Die Bafin bezeichnet schon die Produktbezeichnung als "irreführend", denn anders als bei einer normalen Anleihe nehme der Anleger eher die Rolle eines Versicherungsgebers ein. Außerdem habe die Auswertung der Beratungsdokumentation deutlich gemacht, dass die Funktionsweise der Produkte in der Regel nicht ausreichend erklärt worden sein – hier schwingt der Vorwurf einer Falschberatung im großen Stil mit.

"Schadensersatzansprüche geltend machen"
Die Behörde gab der Branche bis Anfang September Zeit, zu der geplanten Allgemeinverfügung Stellung zu nehmen. Die endgültige Entscheidung der Bafin steht noch aus. Es geht um einen durchaus großen Markt: Dem Deutschen Derivate Verband zufolge hatten Ende Juni neun Institute in Summe Bonitätsanleihen für 6,3 Milliarden Euro ausstehen.
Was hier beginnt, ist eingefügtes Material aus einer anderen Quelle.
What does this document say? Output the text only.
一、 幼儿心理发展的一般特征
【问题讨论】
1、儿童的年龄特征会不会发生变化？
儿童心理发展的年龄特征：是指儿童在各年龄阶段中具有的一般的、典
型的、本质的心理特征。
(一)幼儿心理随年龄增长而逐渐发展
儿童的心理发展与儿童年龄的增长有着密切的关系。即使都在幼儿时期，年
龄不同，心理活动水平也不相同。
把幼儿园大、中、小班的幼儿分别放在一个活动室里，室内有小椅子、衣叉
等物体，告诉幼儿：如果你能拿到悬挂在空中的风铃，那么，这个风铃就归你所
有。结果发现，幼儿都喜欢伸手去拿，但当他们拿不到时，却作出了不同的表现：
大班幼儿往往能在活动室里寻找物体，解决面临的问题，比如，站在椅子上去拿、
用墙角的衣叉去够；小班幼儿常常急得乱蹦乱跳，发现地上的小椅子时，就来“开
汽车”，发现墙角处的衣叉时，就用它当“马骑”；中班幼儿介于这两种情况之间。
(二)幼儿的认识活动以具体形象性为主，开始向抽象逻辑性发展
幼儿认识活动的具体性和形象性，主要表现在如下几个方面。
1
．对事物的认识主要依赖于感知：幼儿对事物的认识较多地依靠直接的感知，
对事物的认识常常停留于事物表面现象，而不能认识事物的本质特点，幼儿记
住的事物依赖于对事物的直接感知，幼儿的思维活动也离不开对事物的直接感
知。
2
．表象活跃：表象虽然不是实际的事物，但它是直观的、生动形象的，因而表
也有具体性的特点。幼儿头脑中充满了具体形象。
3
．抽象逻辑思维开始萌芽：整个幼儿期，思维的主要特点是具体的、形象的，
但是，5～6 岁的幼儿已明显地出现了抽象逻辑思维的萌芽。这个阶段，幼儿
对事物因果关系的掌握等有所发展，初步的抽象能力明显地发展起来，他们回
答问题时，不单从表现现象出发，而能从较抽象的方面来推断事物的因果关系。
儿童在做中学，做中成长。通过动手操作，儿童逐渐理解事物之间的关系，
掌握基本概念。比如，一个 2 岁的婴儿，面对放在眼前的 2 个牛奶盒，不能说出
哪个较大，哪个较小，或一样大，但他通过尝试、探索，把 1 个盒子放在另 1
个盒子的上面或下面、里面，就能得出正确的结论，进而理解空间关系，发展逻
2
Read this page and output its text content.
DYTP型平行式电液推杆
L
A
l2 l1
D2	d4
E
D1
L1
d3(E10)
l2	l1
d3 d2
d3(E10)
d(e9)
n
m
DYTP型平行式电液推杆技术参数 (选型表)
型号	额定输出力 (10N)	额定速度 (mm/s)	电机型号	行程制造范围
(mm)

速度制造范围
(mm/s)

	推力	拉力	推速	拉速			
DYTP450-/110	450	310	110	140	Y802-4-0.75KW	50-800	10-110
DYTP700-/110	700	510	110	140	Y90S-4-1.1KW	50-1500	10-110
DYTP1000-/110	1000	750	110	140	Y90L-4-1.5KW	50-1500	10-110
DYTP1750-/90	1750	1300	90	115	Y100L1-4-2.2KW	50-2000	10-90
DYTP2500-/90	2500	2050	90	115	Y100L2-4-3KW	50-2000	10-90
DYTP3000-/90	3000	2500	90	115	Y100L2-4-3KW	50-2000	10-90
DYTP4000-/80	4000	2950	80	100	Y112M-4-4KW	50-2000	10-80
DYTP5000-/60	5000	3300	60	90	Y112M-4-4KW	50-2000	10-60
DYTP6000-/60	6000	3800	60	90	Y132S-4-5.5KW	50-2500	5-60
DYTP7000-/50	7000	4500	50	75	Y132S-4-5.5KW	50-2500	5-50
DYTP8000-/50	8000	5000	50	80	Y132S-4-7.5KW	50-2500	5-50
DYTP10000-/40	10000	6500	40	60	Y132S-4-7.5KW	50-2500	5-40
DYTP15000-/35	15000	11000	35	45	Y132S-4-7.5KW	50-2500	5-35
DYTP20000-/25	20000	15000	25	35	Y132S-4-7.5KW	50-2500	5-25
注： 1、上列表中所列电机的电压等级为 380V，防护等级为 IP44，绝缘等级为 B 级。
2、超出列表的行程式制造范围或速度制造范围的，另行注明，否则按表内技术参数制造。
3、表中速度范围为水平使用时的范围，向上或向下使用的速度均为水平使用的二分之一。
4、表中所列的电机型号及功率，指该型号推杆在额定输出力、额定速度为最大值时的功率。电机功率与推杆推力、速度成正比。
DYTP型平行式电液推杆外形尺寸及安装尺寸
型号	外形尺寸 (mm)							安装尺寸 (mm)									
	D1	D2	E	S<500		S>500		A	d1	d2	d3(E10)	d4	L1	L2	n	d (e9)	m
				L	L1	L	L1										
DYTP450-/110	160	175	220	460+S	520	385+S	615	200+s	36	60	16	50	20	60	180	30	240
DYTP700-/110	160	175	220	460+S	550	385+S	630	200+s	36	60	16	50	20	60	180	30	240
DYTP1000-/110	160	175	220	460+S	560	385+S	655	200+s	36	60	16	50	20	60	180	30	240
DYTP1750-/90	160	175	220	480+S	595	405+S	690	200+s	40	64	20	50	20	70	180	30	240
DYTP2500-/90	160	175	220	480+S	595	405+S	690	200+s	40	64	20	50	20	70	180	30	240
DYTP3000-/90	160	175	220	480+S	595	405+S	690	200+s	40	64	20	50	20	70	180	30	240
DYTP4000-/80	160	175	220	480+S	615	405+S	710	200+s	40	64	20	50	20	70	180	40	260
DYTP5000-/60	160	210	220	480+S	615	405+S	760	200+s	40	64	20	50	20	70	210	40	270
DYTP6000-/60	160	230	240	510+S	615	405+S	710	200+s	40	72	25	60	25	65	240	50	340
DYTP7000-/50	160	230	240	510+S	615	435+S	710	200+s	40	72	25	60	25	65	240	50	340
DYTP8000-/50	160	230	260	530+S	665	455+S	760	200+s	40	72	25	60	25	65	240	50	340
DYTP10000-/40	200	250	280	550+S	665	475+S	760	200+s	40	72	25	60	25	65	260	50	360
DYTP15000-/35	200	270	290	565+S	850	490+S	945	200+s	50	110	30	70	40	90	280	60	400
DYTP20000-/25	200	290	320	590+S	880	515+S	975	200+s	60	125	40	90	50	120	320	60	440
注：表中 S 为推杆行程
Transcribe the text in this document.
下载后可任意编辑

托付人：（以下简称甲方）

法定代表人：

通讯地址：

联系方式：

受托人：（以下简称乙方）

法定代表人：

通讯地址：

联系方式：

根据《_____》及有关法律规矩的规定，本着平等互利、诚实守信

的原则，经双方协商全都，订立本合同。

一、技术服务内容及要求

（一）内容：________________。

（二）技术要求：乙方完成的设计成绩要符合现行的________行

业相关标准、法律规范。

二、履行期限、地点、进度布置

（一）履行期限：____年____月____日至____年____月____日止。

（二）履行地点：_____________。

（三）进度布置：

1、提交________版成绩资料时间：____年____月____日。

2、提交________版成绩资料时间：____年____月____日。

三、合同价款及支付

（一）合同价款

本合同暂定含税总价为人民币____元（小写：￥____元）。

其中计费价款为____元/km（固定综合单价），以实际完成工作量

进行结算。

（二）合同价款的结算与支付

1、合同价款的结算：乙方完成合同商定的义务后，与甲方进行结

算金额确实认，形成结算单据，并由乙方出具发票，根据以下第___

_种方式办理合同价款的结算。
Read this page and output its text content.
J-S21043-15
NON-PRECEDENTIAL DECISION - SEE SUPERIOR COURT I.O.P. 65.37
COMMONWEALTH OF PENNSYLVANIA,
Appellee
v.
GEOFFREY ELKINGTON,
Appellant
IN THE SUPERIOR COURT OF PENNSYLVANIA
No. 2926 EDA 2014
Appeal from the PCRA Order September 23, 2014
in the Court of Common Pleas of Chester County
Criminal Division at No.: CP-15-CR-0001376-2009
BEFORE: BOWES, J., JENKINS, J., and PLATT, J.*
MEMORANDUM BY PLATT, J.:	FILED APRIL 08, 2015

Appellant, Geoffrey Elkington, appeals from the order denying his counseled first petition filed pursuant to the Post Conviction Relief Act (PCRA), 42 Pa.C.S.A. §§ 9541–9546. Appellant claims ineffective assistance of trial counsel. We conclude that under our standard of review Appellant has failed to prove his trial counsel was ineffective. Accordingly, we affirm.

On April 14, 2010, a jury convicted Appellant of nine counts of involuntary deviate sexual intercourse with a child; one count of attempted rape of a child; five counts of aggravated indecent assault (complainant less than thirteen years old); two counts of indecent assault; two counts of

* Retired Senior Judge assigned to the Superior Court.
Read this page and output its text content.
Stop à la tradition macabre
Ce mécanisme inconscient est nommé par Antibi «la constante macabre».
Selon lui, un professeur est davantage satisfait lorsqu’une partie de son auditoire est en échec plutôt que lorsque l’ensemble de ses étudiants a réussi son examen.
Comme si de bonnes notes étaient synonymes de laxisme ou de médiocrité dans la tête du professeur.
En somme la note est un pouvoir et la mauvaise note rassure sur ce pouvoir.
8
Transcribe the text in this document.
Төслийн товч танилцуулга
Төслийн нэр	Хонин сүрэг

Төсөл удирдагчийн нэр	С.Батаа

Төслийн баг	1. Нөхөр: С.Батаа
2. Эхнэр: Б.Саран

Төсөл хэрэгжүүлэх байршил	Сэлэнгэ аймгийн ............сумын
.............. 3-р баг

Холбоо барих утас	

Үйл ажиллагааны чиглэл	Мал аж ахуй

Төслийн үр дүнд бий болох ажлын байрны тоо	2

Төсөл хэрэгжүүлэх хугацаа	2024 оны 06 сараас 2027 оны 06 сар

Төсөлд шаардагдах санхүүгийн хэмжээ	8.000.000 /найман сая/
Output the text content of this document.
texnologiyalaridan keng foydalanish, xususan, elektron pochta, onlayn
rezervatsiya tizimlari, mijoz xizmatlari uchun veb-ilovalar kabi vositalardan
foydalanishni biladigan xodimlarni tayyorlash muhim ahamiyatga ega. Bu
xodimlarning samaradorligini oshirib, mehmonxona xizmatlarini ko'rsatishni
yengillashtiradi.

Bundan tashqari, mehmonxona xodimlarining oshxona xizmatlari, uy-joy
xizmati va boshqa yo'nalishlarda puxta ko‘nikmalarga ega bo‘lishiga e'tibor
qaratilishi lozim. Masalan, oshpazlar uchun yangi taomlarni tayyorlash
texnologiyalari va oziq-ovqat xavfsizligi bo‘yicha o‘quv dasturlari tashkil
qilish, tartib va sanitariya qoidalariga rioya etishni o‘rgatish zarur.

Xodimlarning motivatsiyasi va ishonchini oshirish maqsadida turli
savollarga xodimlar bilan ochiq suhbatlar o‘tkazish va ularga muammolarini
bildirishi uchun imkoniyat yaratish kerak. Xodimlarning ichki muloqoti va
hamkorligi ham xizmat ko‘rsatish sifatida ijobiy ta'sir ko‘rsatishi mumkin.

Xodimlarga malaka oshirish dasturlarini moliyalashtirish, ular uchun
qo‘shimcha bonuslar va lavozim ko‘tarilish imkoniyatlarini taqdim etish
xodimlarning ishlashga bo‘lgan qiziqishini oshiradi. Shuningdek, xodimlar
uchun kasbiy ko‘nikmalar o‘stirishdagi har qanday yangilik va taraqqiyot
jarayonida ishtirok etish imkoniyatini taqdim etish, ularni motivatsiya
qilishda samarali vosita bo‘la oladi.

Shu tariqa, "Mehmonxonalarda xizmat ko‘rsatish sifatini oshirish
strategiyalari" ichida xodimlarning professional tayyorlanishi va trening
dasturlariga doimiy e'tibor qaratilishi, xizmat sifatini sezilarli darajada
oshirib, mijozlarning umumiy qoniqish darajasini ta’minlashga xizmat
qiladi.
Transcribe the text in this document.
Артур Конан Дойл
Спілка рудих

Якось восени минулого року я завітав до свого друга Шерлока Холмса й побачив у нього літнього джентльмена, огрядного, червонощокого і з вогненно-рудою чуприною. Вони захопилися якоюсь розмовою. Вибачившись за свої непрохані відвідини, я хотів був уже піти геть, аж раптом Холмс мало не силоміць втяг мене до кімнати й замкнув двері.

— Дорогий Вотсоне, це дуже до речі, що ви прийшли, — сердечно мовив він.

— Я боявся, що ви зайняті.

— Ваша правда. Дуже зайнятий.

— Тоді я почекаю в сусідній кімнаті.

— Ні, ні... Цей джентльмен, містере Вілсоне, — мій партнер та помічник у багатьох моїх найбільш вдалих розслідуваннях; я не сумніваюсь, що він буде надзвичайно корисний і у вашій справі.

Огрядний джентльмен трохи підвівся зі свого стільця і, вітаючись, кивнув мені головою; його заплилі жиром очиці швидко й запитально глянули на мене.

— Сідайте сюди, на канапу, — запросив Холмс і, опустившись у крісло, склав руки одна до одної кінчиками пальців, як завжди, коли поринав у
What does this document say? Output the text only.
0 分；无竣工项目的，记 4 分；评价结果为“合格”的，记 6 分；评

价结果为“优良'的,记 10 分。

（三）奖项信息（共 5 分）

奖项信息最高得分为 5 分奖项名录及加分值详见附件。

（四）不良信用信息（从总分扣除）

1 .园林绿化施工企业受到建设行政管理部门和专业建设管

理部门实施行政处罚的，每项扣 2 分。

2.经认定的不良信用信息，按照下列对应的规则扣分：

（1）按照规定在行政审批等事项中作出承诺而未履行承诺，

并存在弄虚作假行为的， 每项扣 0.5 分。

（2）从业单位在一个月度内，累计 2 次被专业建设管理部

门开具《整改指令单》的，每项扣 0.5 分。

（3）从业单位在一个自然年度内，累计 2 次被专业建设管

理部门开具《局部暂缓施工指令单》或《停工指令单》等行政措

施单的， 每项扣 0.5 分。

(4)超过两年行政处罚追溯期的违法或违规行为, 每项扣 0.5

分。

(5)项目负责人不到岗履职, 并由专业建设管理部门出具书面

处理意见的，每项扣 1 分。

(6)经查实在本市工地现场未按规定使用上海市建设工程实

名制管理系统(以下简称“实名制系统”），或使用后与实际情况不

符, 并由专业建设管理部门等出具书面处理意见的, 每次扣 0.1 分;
Die größten Emittenten sind die LBBW mit 2,8 und die Deka mit gut zwei Milliarden Euro – gemeinsam stehen sie für mehr als drei Viertel des Marktes. Weil die Zertifikate dieser beiden Häuser weitestgehend über Sparkassen vertrieben werden, ist davon auszugehen, dass Sparkassen-Kunden Bonitätsanleihen im Wert von fast fünf Milliarden Euro in ihren Depots haben (lesen Sie hierzu auch den Kommentar von FONDS professionell ONLINE-Chefredakteur Bernd Mikosch: "Verbot von Bonitätsanleihen: Eine Ohrfeige für Sparkassen").

Anlegerschutzanwälte nehmen den Ball, den die Bafin ihnen zugespielt hat, nun dankbar auf. "Wurden Risiko oder Funktionsweise der Bonitätsanleihen nicht ausreichend erläutert, dürften sich die Verträge aufgrund der fehlerhaften Anlageberatung rückabwickeln lassen", sagt Marcel Seifert von der Stuttgarter Kanzlei Brüllmann Rechtsanwälte. "Anleger, die durch ihre Investition Geld verloren haben, können dann auch Schadensersatzansprüche geltend machen."

"Verluste nachträglich kompensieren"
Auch Franz Braun, Partner bei CLLB Rechtsanwälte in München, verweist darauf, dass Produktinformationen, Beratungen und Prospekte zu den emittierten Bonitätsanleihen laut Bafin die Risiken mitunter nicht hinreichend klargestellt hätten. "In diesem Fall kommen Prospekthaftungsansprüche und andere Ansprüche in Betracht, und die Anleger können ihre Verluste möglicherweise nachträglich doch noch kompensieren."

Anleger könnten sich auf die umfangreiche Rechtsprechung des Bundesgerichtshofes beziehen, was die anleger-und objektgerechte Beratung und Aufklärung anbelangt, betont der Stuttgarter Rechtsanwalt Kemal Eser.

Bislang kaum Ausfälle
Allerdings haben bislang nur sehr wenige Anleger überhaupt einen Schaden mit Bonitätsanleihen erlitten – auch weil in den vergangenen Jahren vergleichsweise wenige bekannte Unternehmen in die Insolvenz schlitterten oder ihre Schulden restrukturieren mussten. Hin und wieder kam es jedoch zu Ausfällen, beispielsweise zu Zeiten der Griechenlandkrise vor rund fünf Jahren. DZ Bank und LBBW hatten mehrere Papiere mit der hellenischen Republik als Referenzschuldner begeben, die auch in zahlreichen Privatanlegedepots zu finden waren. (bm)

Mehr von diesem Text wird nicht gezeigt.